Não é novidade o trabalho fotográfico realizado por portadores de necessidades especiais, com destaque para os cegos. Aqui mesmo na folha, por volta de 2003 (não tenho exatidão) foi publicado um material sobre Evgen Bavcar. Em visita ao Brasil, despertou uma legião de fãs ao falar sobre seu trabalho e a cegueira (http://photos.uol.com.br/materia.asp?id_materia=312). Unindo a experiência desse homem singular e as técnicas da Fotografia Pinhole muitos professores na rede pública estadual, com destaque para os de Arte, mas não só esses, desenvolvem atividades com seus alunos regularmente.

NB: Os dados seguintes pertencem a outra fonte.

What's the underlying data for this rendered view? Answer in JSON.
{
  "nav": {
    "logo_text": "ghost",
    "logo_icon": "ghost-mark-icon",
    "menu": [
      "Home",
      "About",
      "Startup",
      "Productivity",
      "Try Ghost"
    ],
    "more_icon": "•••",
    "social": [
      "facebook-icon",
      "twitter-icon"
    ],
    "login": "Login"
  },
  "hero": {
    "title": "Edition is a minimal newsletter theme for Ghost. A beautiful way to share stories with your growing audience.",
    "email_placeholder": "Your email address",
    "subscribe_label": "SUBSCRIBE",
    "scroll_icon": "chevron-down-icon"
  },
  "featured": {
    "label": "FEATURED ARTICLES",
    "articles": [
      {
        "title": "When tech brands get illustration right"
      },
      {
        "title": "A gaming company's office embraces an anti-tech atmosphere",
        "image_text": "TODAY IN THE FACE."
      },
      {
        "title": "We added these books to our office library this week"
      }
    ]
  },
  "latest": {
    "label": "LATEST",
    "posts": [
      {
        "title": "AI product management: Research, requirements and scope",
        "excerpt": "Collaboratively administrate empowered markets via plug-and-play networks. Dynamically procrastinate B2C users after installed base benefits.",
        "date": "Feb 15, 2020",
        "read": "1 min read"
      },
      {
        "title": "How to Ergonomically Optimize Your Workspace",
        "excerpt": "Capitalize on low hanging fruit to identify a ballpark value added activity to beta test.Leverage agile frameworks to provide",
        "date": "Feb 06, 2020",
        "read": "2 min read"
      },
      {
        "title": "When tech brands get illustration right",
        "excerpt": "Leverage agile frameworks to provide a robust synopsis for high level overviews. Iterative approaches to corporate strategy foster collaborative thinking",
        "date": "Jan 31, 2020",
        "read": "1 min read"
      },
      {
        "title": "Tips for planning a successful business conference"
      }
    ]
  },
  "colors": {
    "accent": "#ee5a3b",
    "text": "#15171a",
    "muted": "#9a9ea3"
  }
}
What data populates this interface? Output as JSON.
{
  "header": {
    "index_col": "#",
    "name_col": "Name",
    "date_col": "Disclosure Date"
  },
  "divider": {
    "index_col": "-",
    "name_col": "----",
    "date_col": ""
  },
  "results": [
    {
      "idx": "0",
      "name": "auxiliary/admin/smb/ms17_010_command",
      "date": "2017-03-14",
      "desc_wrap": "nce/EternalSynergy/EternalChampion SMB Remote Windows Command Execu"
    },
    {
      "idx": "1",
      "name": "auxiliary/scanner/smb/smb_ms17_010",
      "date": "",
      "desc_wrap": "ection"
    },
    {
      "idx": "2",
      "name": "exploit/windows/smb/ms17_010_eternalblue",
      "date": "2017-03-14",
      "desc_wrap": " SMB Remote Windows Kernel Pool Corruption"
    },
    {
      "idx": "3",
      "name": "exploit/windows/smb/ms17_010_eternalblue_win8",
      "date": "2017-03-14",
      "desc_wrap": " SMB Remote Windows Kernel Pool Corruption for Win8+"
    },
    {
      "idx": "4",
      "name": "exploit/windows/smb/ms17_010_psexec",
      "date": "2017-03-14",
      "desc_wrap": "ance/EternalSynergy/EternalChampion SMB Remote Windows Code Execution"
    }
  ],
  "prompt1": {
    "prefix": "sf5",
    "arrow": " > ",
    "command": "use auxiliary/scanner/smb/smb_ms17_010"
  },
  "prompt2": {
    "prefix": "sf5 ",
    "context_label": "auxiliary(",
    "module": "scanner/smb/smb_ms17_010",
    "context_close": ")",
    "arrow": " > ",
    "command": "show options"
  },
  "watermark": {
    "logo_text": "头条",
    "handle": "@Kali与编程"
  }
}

Tem um trabalho belíssimo a despeito de suas condições - para desenvolver uma atividade como essa -. Permanecem no subsolo da rede de educação, não são entrevistados, badalados, por que?
Conheço uma professora que faz e acontece dentro da sala de aula/unidade escolar... mas será muita covardia minha falar apenas dela: seu trabalho existe porque tem o apoio (moral/ético/profissional) de dezenas de colegas dentro da unidade.
O sindicato é a entidade representativa da categoria: a FIESP é representativa de uma categoria. É oportuno dizer que eles também manifestam-se, e muito! Dimenstein, esse espaço é seu. Você tem o direito de falar sobre qualquer assunto, inclusive destacar suas simpatias a esse ou aquele grupo/indivíduo. Os professores não podem ter representatividade? São errados por que são professores ou por que se fazem representados?

*Comentário sobre texto de Gilberto Dimenstein com título “Professor ensina cego a ter visão.”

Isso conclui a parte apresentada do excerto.